Bir gün görmeseler birbirlerini özlüyorlardı, yaptıkları herşey sanki sihirli bir değnek değmişçesine güzelleşiveriyordu. Yürüyüş bile, birlikte film izlemek, birlikte diyet yapmak, konuşmak bile. Bu güzel günlere 1 hafta ara vereceklerdi, Baran’ın annesi geliyordu. Tanışmak istemedi onunla, Baran’da tanıştırmadı. Sanki yargılayıcı bakışlarıyla bu büyüyü bozacak, herşey tatsızlaşacak diye düşündü. Ondan duyabileceği şeylerin haklılık payı ise daha çok korkutuyordu onu. Bu düşüncelerle daha birşey olmadan onu tanımadan kızmaya başladı, kimi zamanda ona hak vermeye. 1 hafta boyunca görüşemediler Baran ile, sonrasında ise mutsuz, durgun ve üzüntüden dibe vurmuş bir Baran vardı.

Kopmak için büyük bir uğraş, büyük bir çaba içerisine girdiler. Bu günlerde ayrılıktan daha çok canını yakan şey, bunca çabaya rağmen birbirinden kopamayacak denli güçlü duygularından vazgeçmek durumunda kalmalarıydı.
Neler neler yaşandı, ne acılar çekildi, ne mektuplar yazıldı, ne sözler edildi. Bir erkeğin sevdiğinde ulaşabileceği en yalın halini görmüştü onda, şimdi de acı çekerken izlediği bir erkek vardı karşısında, sevdiği erkek.

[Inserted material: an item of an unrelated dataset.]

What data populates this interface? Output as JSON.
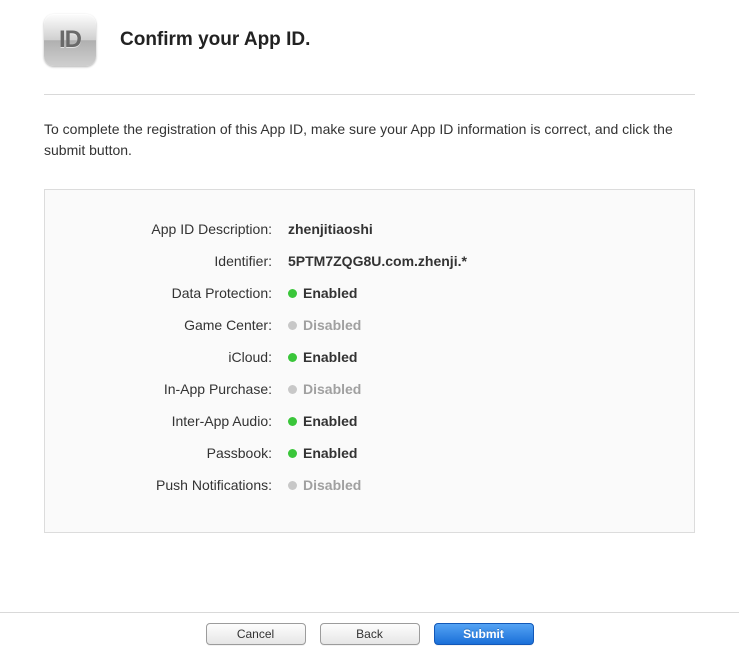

Tam 6 sene geçti üstünden, Baran’ın bir sevgilisi var birlikte yaşadığı. Hemen hemen aynı yaştalar, belki bir iki yaş küçük kendisinden, yani kendisine uygun bir sevgili. Dengi dengine. Birbirlerini seviyorlar. Ama ne zaman içkinin dozunu kaçırıp sarhoş olsa, her nedense hemen Zehra’yı arıyor. Beş dakikalığına bir sohbet için bile olsa. Zehra ise gözlerinde hüzün, dalgın uzaklara bakarken onu dinliyor.